В августе всегда приходят туманы. Рано утром, часа в четыре — в пять, туман висит над рекой и укрывает пушистым одеялом пойменные луга. В это время только неугомонные рыбаки сидят там с удочками. И ненормальная я хожу гулять.

Больше всего я люблю эти ранние прогулки летом, когда светает очень рано, и люди ещё спят, а мир потихоньку просыпается. Именно в это время, на зыбкой границе между ночью и днём, легче всего выходить за пределы привычного.

В сквере на набережной ни души. Ну или так показалось бы нормальным людям.

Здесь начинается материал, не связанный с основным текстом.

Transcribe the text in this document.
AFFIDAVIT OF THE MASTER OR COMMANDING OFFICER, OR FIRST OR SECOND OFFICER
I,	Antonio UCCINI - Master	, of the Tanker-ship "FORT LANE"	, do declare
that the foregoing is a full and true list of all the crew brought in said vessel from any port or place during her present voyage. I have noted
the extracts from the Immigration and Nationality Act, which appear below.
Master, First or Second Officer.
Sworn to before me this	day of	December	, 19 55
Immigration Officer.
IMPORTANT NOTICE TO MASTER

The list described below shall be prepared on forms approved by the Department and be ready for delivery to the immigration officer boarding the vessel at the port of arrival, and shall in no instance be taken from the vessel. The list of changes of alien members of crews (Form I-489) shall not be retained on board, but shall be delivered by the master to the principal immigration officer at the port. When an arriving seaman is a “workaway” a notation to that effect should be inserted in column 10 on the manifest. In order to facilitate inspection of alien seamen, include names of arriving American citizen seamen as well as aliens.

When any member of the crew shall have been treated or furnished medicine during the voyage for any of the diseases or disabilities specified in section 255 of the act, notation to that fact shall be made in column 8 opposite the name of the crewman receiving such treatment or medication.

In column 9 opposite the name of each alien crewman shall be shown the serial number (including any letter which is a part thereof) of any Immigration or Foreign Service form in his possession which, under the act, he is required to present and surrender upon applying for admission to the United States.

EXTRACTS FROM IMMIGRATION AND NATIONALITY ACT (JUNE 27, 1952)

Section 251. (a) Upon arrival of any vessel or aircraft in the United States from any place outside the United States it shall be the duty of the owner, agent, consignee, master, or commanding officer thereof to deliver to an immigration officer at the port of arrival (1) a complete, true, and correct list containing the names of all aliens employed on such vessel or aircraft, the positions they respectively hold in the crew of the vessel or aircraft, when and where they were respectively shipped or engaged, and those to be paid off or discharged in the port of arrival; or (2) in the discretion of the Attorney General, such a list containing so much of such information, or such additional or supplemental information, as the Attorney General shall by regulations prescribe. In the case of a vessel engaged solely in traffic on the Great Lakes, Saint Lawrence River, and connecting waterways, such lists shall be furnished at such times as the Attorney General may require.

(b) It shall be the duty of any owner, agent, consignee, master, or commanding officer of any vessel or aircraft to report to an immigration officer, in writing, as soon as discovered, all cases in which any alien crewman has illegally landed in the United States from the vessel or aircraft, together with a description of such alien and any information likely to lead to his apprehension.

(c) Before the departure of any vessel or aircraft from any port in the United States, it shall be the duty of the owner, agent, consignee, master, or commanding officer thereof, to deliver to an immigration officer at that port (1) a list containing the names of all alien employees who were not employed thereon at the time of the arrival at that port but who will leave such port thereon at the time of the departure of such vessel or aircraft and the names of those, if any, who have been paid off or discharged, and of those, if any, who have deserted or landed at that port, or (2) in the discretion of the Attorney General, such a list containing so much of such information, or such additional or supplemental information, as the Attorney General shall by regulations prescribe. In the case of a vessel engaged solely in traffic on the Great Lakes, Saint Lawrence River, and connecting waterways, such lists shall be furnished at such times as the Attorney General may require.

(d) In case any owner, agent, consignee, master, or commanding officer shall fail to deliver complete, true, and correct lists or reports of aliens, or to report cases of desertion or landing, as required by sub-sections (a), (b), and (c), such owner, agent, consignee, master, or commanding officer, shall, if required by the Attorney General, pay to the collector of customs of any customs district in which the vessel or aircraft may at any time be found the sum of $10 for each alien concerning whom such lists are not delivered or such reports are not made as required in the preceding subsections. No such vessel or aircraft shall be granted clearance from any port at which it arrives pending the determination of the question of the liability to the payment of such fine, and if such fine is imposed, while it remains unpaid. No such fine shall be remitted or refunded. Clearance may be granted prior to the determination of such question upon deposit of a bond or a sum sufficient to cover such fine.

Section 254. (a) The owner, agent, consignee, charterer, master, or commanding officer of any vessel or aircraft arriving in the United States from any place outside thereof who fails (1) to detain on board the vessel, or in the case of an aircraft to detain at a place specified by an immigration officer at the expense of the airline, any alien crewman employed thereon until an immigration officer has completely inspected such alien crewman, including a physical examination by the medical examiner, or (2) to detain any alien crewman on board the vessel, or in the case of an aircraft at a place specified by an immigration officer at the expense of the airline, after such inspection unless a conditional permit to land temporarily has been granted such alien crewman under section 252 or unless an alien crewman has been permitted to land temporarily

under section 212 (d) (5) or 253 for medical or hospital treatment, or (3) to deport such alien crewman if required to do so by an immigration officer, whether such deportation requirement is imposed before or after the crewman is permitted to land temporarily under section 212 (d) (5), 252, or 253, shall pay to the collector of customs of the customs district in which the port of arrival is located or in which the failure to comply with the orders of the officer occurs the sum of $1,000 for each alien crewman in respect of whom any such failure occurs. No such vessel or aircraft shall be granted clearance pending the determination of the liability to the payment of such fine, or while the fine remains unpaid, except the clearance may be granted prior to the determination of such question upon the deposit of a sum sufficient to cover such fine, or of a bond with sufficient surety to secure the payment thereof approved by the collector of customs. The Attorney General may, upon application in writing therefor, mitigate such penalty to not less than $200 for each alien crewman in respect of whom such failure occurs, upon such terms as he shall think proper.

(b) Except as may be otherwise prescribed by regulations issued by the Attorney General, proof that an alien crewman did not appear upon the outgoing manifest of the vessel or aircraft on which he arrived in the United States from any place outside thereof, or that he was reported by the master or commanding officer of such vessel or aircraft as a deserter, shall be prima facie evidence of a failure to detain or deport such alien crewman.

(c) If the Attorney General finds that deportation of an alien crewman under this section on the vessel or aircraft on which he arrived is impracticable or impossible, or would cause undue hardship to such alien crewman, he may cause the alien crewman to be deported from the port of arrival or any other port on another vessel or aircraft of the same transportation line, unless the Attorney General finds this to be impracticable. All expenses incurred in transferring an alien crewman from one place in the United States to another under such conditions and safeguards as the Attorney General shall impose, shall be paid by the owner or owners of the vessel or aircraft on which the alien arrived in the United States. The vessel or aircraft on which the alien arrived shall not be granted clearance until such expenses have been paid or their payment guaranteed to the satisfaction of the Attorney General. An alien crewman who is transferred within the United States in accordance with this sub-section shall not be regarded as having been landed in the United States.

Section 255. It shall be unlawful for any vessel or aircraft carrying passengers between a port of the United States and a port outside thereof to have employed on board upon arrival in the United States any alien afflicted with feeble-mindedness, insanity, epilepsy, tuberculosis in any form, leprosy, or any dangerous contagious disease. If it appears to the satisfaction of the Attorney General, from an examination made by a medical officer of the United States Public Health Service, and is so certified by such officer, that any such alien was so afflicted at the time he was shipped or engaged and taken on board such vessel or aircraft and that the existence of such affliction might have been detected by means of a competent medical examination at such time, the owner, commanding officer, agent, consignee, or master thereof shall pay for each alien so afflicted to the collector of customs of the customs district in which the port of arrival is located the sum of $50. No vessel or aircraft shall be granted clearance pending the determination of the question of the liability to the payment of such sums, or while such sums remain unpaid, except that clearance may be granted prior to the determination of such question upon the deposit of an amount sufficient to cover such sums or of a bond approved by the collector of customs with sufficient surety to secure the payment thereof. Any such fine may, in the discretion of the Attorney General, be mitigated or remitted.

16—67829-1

Я подхожу к двум берёзкам, растущим из одного корня. Это две сестрички. Две девицы-красавицы с русой косой до пояса и в белых сарафанах. Обнимаю их обеих и утыкаюсь лбом в шершавую кору.

Мои подружки.

К ним можно прийти поболтать, или поныть, или просто тихо постоять, обнявшись. Именно они провели меня в этот чудесный мир. Это случилось почти год назад.

Однажды дожливым осенним днём я гуляла в сквере, кутаясь в пушистый шарф, и страдая от одиночества. У меня и в школе-то друзей особо не было, а после школы, с началом взрослой жизни, наши дорожки и вовсе разошлись. Все учились, работали, замуж выходили, детей рожали — вели себя как все нормальные люди. А для меня всё это было скучно. Мне с самого детства казалось, что я здесь чужая: тот самый гадкий утёнок, который на самом деле лебедь, просто почему-то оказался не в той стае.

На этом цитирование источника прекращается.